Probably 99% of the time, “temporary separations” are permanent separations without the balls to just end it.  Don’t let yourself get strung along hun.

Post # 9
Member
1798 posts
Buzzing bee
  • Wedding: August 2011

If you agree to this, I’d recommend treating it like a breakup emotionally. I wouldn’t give a set amount of time, I’d just tell him to call if he makes up his mind and at that point decide whether to go back to him. In the meantime, make your life all about you. Do something nice for yourself. And yes, cry on the couch with ice cream and movies. Just don’t sit around waiting for him to come back. Once you deal with the emotional pain of separation, you may find that you don’t really want him back anyway. Hugs and good luck

Post # 10
Member
955 posts
Busy bee
  • Wedding: December 2012

Looking back at old posts from you, it looks like you guys have broken up/gotten back together, like, a lot (well, IMO anyway).  So I have to agree with @KT808

But, ((hugs)) sorry you are going through this.

Post # 12
Member
2281 posts
Buzzing bee
  • Wedding: June 2012

However much time you give him, take that space for yourself as well.
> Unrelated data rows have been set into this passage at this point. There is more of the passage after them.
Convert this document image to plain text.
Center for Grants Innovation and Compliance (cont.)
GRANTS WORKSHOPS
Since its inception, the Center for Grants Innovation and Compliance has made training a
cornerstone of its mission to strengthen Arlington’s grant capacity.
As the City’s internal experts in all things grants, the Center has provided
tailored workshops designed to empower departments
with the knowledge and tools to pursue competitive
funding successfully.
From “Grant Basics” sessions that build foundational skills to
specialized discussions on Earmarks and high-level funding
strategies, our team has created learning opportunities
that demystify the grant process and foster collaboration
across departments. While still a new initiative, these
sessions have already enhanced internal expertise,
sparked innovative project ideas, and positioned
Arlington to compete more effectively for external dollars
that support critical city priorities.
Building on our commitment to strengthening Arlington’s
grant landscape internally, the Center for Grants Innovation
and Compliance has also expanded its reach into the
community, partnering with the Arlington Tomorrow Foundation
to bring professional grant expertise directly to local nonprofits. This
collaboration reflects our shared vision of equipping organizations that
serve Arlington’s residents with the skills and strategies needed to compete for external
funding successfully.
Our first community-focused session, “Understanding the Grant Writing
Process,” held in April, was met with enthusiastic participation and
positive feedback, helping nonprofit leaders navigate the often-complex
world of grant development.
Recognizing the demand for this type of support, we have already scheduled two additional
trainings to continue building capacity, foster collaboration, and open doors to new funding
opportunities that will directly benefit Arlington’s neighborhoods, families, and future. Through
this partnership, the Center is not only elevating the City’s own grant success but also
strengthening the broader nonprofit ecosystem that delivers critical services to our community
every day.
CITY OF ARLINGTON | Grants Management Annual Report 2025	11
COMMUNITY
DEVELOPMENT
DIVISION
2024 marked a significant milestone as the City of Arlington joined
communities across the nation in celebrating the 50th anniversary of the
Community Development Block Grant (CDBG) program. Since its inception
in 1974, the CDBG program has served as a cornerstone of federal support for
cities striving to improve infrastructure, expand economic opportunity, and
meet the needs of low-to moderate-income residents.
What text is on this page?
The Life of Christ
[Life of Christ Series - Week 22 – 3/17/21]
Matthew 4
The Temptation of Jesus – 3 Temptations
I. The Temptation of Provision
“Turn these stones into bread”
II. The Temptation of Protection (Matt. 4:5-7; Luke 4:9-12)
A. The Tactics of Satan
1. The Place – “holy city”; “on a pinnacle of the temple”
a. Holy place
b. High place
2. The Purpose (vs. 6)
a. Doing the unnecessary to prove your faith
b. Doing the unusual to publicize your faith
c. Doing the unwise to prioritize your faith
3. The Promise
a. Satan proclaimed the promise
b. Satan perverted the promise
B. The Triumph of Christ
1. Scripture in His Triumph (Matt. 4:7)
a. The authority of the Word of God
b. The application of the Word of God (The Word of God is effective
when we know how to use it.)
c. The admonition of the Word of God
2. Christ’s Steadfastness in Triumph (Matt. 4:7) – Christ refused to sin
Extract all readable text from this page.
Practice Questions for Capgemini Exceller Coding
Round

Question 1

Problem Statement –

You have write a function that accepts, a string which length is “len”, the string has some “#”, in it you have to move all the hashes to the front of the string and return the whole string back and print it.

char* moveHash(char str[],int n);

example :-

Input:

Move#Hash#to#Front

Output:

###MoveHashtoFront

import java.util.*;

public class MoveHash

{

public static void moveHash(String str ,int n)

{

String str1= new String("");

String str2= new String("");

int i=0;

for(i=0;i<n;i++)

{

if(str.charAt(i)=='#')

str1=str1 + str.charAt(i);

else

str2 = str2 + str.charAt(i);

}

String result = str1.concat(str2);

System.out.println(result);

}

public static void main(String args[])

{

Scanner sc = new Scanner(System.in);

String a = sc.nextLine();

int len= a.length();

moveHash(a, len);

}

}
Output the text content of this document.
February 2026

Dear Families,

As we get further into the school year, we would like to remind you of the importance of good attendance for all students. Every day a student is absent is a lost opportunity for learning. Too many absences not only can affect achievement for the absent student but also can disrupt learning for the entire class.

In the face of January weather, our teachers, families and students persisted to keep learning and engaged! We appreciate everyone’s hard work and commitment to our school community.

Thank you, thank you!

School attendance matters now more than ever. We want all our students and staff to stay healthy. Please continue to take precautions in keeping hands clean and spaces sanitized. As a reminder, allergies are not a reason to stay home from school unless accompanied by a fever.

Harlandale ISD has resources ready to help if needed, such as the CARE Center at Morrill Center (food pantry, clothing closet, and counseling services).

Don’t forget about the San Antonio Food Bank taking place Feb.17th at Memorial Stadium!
Have fun, spend time with friends, build your life up for yourself. Do all the things you like to do that you don’t get to do as much because he doesn’t like them. That way, if it works out with him, you’ll have lot of interesting things to share when he shows back up. If things don’t work out, that “space” he needed won’t be empty because you’ll have filled it with the beginnings of a new and happy life.

Post # 13
Member
4887 posts
Honey bee
  • Wedding: May 2012

Just looking through your past post history, I’d give this dude a permanent break.  I’d go insane giving someone this many chances to prove they actually want to be with me.

 

Post # 14
Member
2586 posts
Sugar bee
  • Wedding: September 2012

@Waterfall:  

What does he do with this “space”?  Is it just alone time because he feels smothered – or is he going out and hooking up with other girls?  Does he do this every time you guys have a major disagreement?   If so, I’d tell him “thats great you want a temporary break – but I want a permanent one…buhh bye”…     this is NOT something you want to have to live in fear of in a relationship, and if he’s done this twice now, your relationship is no where NEAR ready for marriage.  

 

I’d be willing to bet a kidney you can do better.

Have you read “He’s Just Not That Into You” ?  Some of it might feel like some harsh, burning truth – but also a bit empowering.  It helped me get past a on again off again dude.

Post # 15
Member
748 posts
Busy bee

If he does come back I would recommend counseling. Note that I’m only saying this because it’s the second time. My first boyfriend needed space. He also tried to break up 3 times but didn’t have the guts to go through with it. He’s out of my life now.

I’ve been the one getting more cold feet in my new relationship, and my SO hasn’t budged a bit. He’s made it clear: he’s never going to leave, always going to stay and work hard for it because he thinks it’s worth it. He also said there is no such thing as “space” or taking a break. If that happens, we’re done. I agree with him.

Post # 16
Member
7291 posts
Busy Beekeeper
  • Wedding: October 2011

I don’t know your relationship very well, and you know best but just looking at some past posts and how long your together, I too would probably consider a “permanent” break as one PP put it.

The topic ‘He wants space’ is closed to new replies.